The odds of it happening?
Oh, silly little high-schooler. If only you knew.
Yes, the internet has been putting up with my daily drivel for six years now. Scary stuff, huh? Haha, I should actually blame Aneel and E’raina for this…they’re the ones that peer-pressured me into getting a MySpace and starting a blog. DO YOU SEE WHAT YOU’VE DONE?!
Anyway, yay! I’ve spent the past two weeks or so going through each and every one of my posts to create a nice large data set. Because I spent so long doing it, I thought it only fitting that I not confine my statistical exploration of my blogs to one night (tonight). Therefore, I will give you six days (one for each year I’ve been blogging) of stats/blogging insanity guaranteed to either interest you or make you wonder why the hell you even read this. Or both. Or neither. Maybe it’ll give you cheese. The possibilities?
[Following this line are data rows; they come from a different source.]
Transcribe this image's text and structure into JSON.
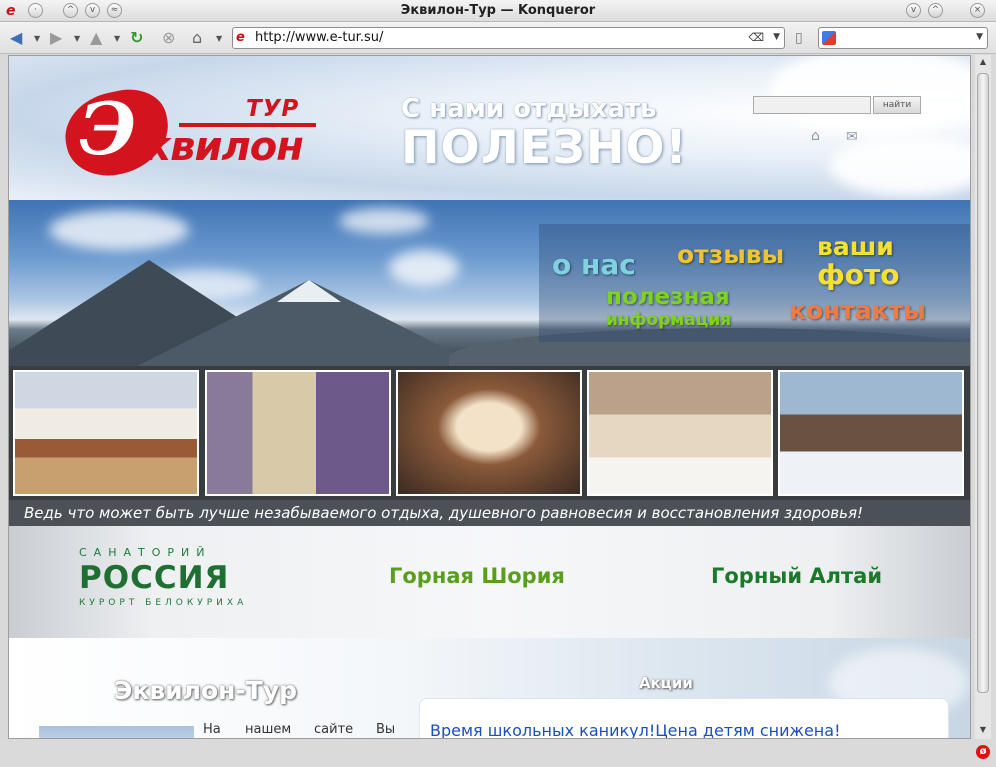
{
  "window": {
    "title": "Эквилон-Тур — Konqueror"
  },
  "toolbar": {
    "url": "http://www.e-tur.su/"
  },
  "site": {
    "logo_tur": "ТУР",
    "logo_name": "квилон",
    "slogan_line1": "С нами отдыхать",
    "slogan_line2": "ПОЛЕЗНО!",
    "search_button": "найти",
    "nav": {
      "about": "о нас",
      "reviews": "отзывы",
      "photos_line1": "ваши",
      "photos_line2": "фото",
      "info_line1": "полезная",
      "info_line2": "информация",
      "contacts": "контакты"
    },
    "caption": "Ведь что может быть лучше незабываемого отдыха, душевного равновесия и восстановления здоровья!",
    "partners": {
      "sanatorium_small": "САНАТОРИЙ",
      "sanatorium_name": "РОССИЯ",
      "sanatorium_sub": "КУРОРТ БЕЛОКУРИХА",
      "gornaya_shoria": "Горная Шория",
      "gorny_altai": "Горный Алтай"
    },
    "company_title": "Эквилон-Тур",
    "intro_words": [
      "На",
      "нашем",
      "сайте",
      "Вы"
    ],
    "promo_title": "Акции",
    "promo_link": "Время школьных каникул!Цена детям снижена!"
  },
  "colors": {
    "brand_red": "#d3141e",
    "nav_about": "#7fd3e0",
    "nav_reviews": "#f1c232",
    "nav_photos": "#f6e22a",
    "nav_info": "#7ed321",
    "nav_contacts": "#ef7a45",
    "shoria_green": "#5a9e1e",
    "altai_green": "#1a7a2a",
    "link_blue": "#1a4fc2"
  }
}
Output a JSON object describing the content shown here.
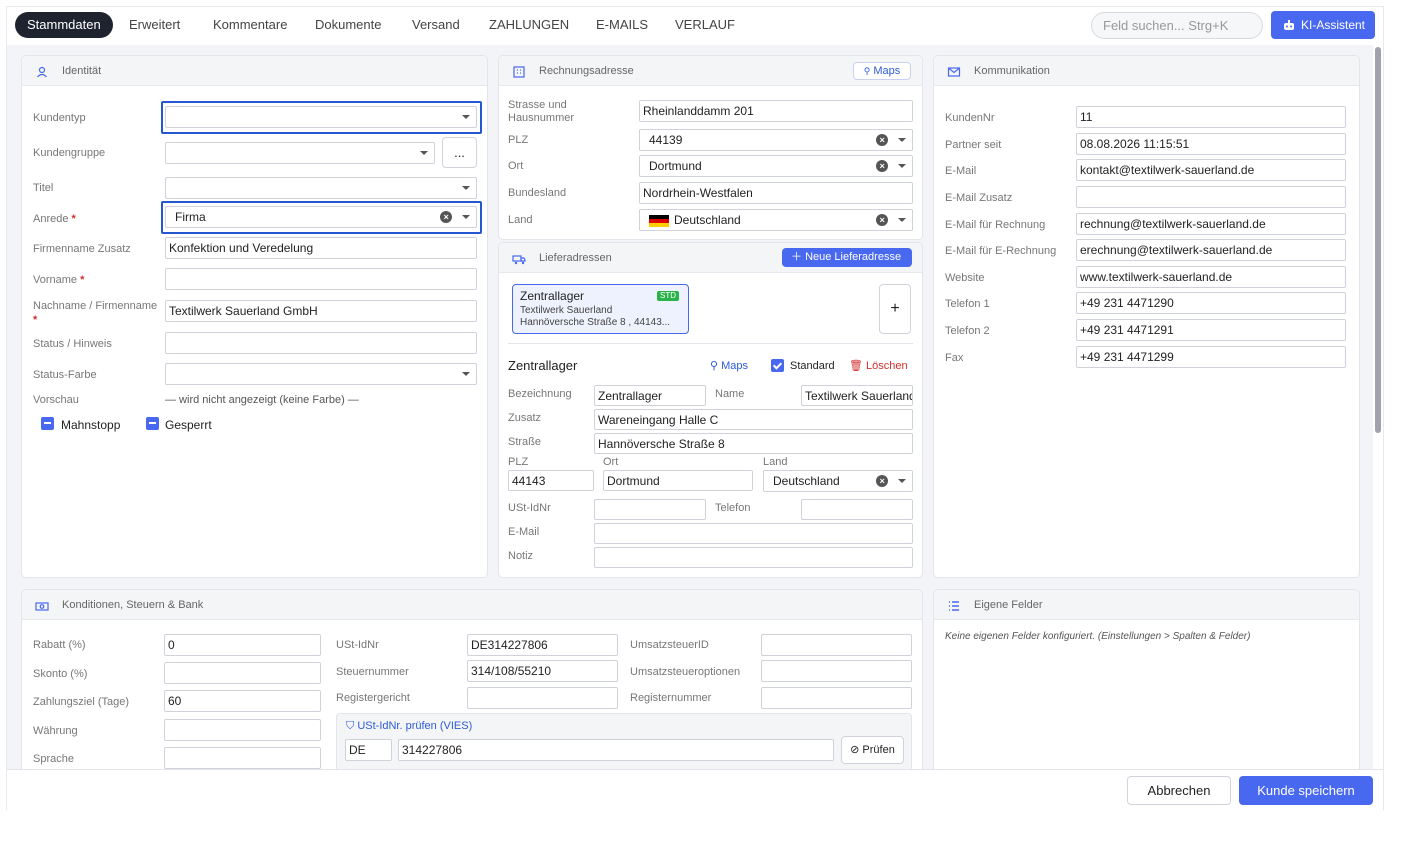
{
  "tabs": [
    {
      "label": "Stammdaten",
      "active": true
    },
    {
      "label": "Erweitert"
    },
    {
      "label": "Kommentare"
    },
    {
      "label": "Dokumente"
    },
    {
      "label": "Versand"
    },
    {
      "label": "ZAHLUNGEN"
    },
    {
      "label": "E-MAILS"
    },
    {
      "label": "VERLAUF"
    }
  ],
  "search": {
    "placeholder": "Feld suchen... Strg+K"
  },
  "ki": {
    "label": "KI-Assistent"
  },
  "ident": {
    "title": "Identität",
    "kundentyp": {
      "label": "Kundentyp",
      "value": ""
    },
    "kundengruppe": {
      "label": "Kundengruppe",
      "value": "",
      "more": "..."
    },
    "titel": {
      "label": "Titel",
      "value": ""
    },
    "anrede": {
      "label": "Anrede",
      "value": "Firma"
    },
    "firmenzusatz": {
      "label": "Firmenname Zusatz",
      "value": "Konfektion und Veredelung"
    },
    "vorname": {
      "label": "Vorname",
      "value": ""
    },
    "nachname": {
      "label": "Nachname / Firmenname",
      "value": "Textilwerk Sauerland GmbH"
    },
    "status": {
      "label": "Status / Hinweis",
      "value": ""
    },
    "statusfarbe": {
      "label": "Status-Farbe",
      "value": ""
    },
    "vorschau": {
      "label": "Vorschau",
      "value": "— wird nicht angezeigt (keine Farbe) —"
    },
    "mahnstopp": "Mahnstopp",
    "gesperrt": "Gesperrt"
  },
  "rechnung": {
    "title": "Rechnungsadresse",
    "maps": "Maps",
    "strasse": {
      "label1": "Strasse und",
      "label2": "Hausnummer",
      "value": "Rheinlanddamm 201"
    },
    "plz": {
      "label": "PLZ",
      "value": "44139"
    },
    "ort": {
      "label": "Ort",
      "value": "Dortmund"
    },
    "bundesland": {
      "label": "Bundesland",
      "value": "Nordrhein-Westfalen"
    },
    "land": {
      "label": "Land",
      "value": "Deutschland"
    }
  },
  "liefer": {
    "title": "Lieferadressen",
    "new": "Neue Lieferadresse",
    "chip": {
      "name": "Zentrallager",
      "badge": "STD",
      "line1": "Textilwerk Sauerland",
      "line2": "Hannöversche Straße 8 ,  44143..."
    },
    "add": "+",
    "detail_title": "Zentrallager",
    "maps": "Maps",
    "standard": "Standard",
    "loeschen": "Löschen",
    "bezeichnung": {
      "label": "Bezeichnung",
      "value": "Zentrallager"
    },
    "name": {
      "label": "Name",
      "value": "Textilwerk Sauerland"
    },
    "zusatz": {
      "label": "Zusatz",
      "value": "Wareneingang Halle C"
    },
    "strasse": {
      "label": "Straße",
      "value": "Hannöversche Straße 8"
    },
    "plz": {
      "label": "PLZ",
      "value": "44143"
    },
    "ort": {
      "label": "Ort",
      "value": "Dortmund"
    },
    "land": {
      "label": "Land",
      "value": "Deutschland"
    },
    "ust": {
      "label": "USt-IdNr",
      "value": ""
    },
    "telefon": {
      "label": "Telefon",
      "value": ""
    },
    "email": {
      "label": "E-Mail",
      "value": ""
    },
    "notiz": {
      "label": "Notiz",
      "value": ""
    }
  },
  "komm": {
    "title": "Kommunikation",
    "fields": [
      {
        "label": "KundenNr",
        "value": "11"
      },
      {
        "label": "Partner seit",
        "value": "08.08.2026 11:15:51"
      },
      {
        "label": "E-Mail",
        "value": "kontakt@textilwerk-sauerland.de"
      },
      {
        "label": "E-Mail Zusatz",
        "value": ""
      },
      {
        "label": "E-Mail für Rechnung",
        "value": "rechnung@textilwerk-sauerland.de"
      },
      {
        "label": "E-Mail für E-Rechnung",
        "value": "erechnung@textilwerk-sauerland.de"
      },
      {
        "label": "Website",
        "value": "www.textilwerk-sauerland.de"
      },
      {
        "label": "Telefon 1",
        "value": "+49 231 4471290"
      },
      {
        "label": "Telefon 2",
        "value": "+49 231 4471291"
      },
      {
        "label": "Fax",
        "value": "+49 231 4471299"
      }
    ]
  },
  "kond": {
    "title": "Konditionen, Steuern & Bank",
    "rabatt": {
      "label": "Rabatt (%)",
      "value": "0"
    },
    "skonto": {
      "label": "Skonto (%)",
      "value": ""
    },
    "zahlungsziel": {
      "label": "Zahlungsziel (Tage)",
      "value": "60"
    },
    "waehrung": {
      "label": "Währung",
      "value": ""
    },
    "sprache": {
      "label": "Sprache",
      "value": ""
    },
    "ustid": {
      "label": "USt-IdNr",
      "value": "DE314227806"
    },
    "steuernr": {
      "label": "Steuernummer",
      "value": "314/108/55210"
    },
    "registergericht": {
      "label": "Registergericht",
      "value": ""
    },
    "umsatzsteuerid": {
      "label": "UmsatzsteuerID",
      "value": ""
    },
    "umsatzsteueroptionen": {
      "label": "Umsatzsteueroptionen",
      "value": ""
    },
    "registernummer": {
      "label": "Registernummer",
      "value": ""
    },
    "vies": {
      "title": "USt-IdNr. prüfen (VIES)",
      "country": "DE",
      "number": "314227806",
      "btn": "Prüfen"
    }
  },
  "eigene": {
    "title": "Eigene Felder",
    "empty": "Keine eigenen Felder konfiguriert. (Einstellungen > Spalten & Felder)"
  },
  "footer": {
    "cancel": "Abbrechen",
    "save": "Kunde speichern"
  },
  "colors": {
    "accent": "#4868f0",
    "active_tab": "#1f2330",
    "focus": "#2558d0",
    "std_badge": "#2bb34a",
    "delete": "#d32f2f"
  }
}
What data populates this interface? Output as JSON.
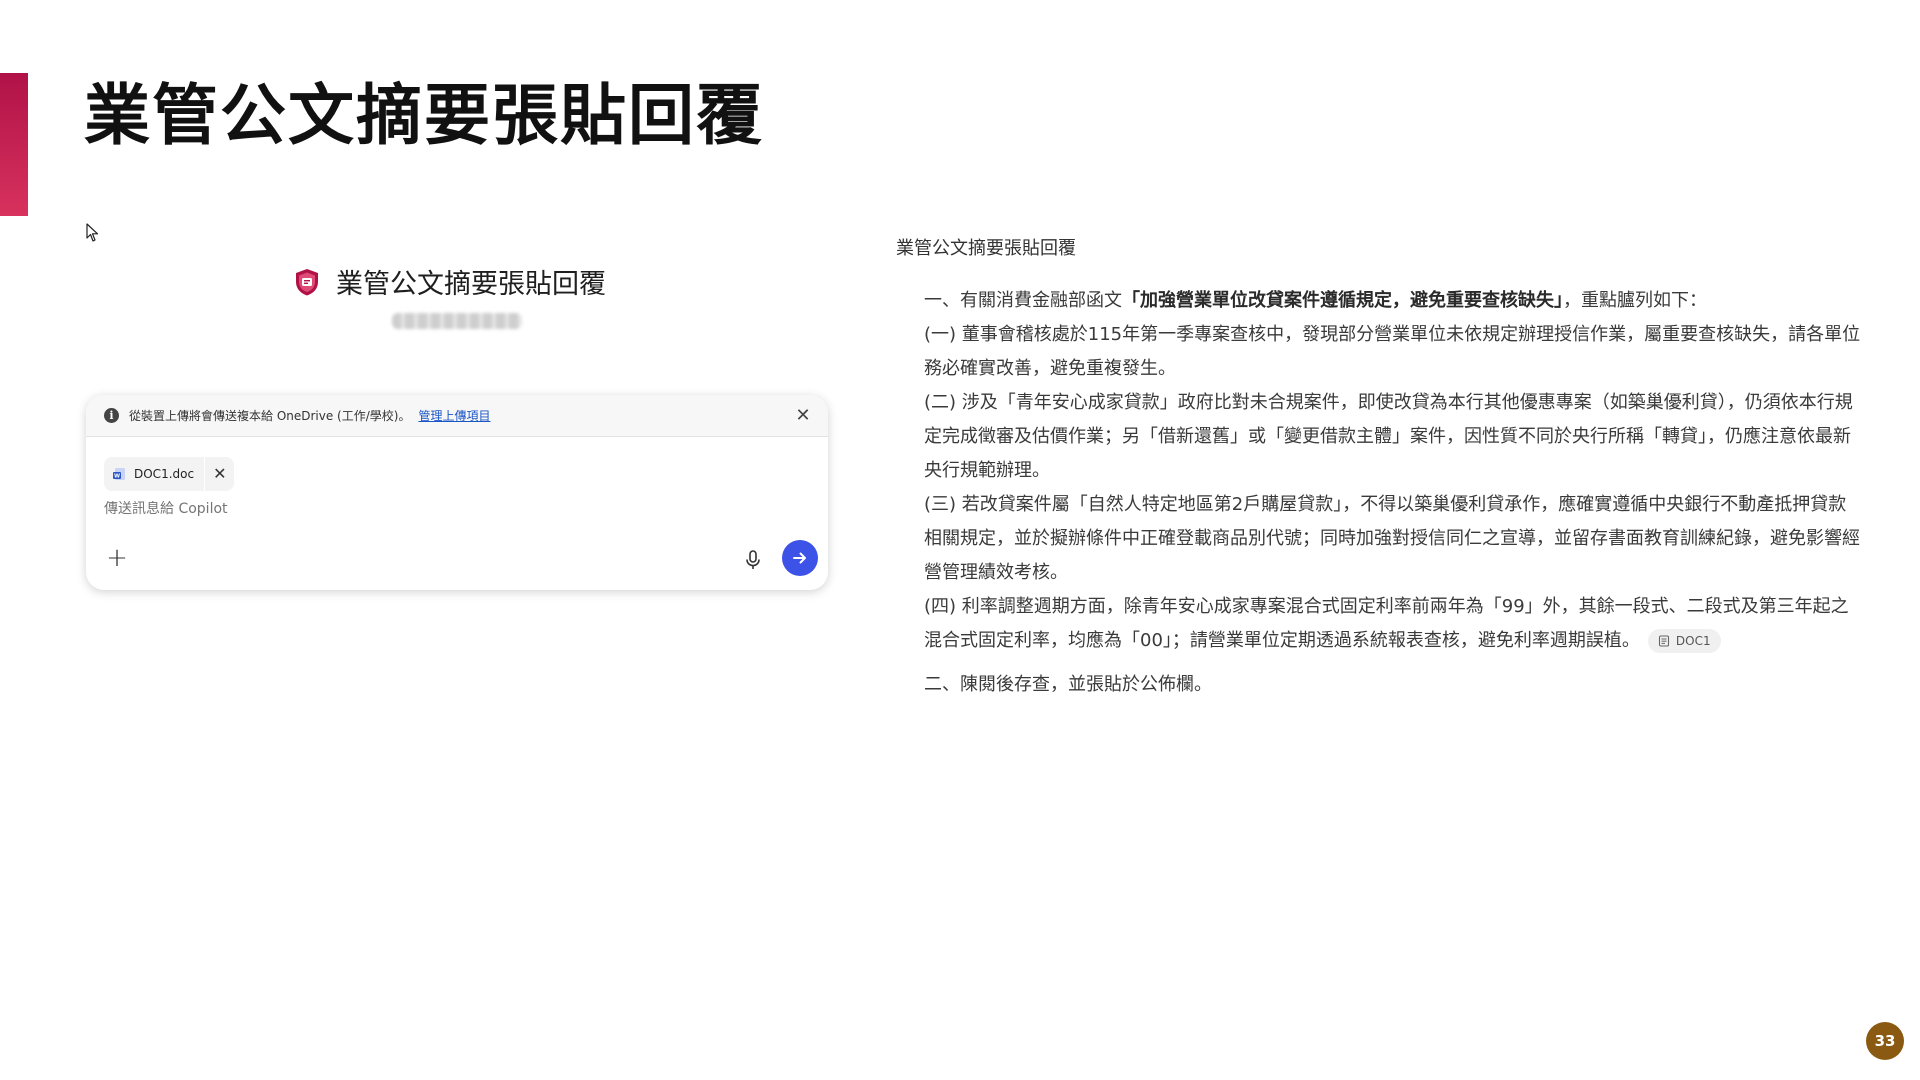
{
  "slide": {
    "title": "業管公文摘要張貼回覆",
    "page_number": "33",
    "accent_color": "#c41f50"
  },
  "agent": {
    "title": "業管公文摘要張貼回覆",
    "logo_icon": "copilot-agent-shield-icon"
  },
  "chat": {
    "info_text": "從裝置上傳將會傳送複本給 OneDrive (工作/學校)。",
    "info_link": "管理上傳項目",
    "attachment_name": "DOC1.doc",
    "input_placeholder": "傳送訊息給 Copilot",
    "send_color": "#3d52e6"
  },
  "response": {
    "heading": "業管公文摘要張貼回覆",
    "item1_prefix": "一、有關消費金融部函文",
    "item1_bold": "「加強營業單位改貸案件遵循規定，避免重要查核缺失」",
    "item1_suffix": "，重點臚列如下：",
    "p1": "(一) 董事會稽核處於115年第一季專案查核中，發現部分營業單位未依規定辦理授信作業，屬重要查核缺失，請各單位務必確實改善，避免重複發生。",
    "p2": "(二) 涉及「青年安心成家貸款」政府比對未合規案件，即使改貸為本行其他優惠專案（如築巢優利貸），仍須依本行規定完成徵審及估價作業；另「借新還舊」或「變更借款主體」案件，因性質不同於央行所稱「轉貸」，仍應注意依最新央行規範辦理。",
    "p3": "(三) 若改貸案件屬「自然人特定地區第2戶購屋貸款」，不得以築巢優利貸承作，應確實遵循中央銀行不動產抵押貸款相關規定，並於擬辦條件中正確登載商品別代號；同時加強對授信同仁之宣導，並留存書面教育訓練紀錄，避免影響經營管理績效考核。",
    "p4": "(四) 利率調整週期方面，除青年安心成家專案混合式固定利率前兩年為「99」外，其餘一段式、二段式及第三年起之混合式固定利率，均應為「00」；請營業單位定期透過系統報表查核，避免利率週期誤植。",
    "citation": "DOC1",
    "item2": "二、陳閱後存查，並張貼於公佈欄。"
  }
}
Endless.
This is what’s going down in the Big Week o’ Blog Stats Celebration:
- Wednesday: Comparisons by blog category
- Thursday: Mean word comparisons by weekday, month, and year
- Friday: The use and frequency of images and surveys
- Saturday: Common words and topics
- Sunday: Overall trends: Gunning Fog Index and word count
- Monday: The best blogs
Excited? I am! Any excuse to do some recreational stats.
Here’s to six more years (at least)!
*YES, I started out on MySpace. Give me a break, it was the thing back in 2006, you know it was.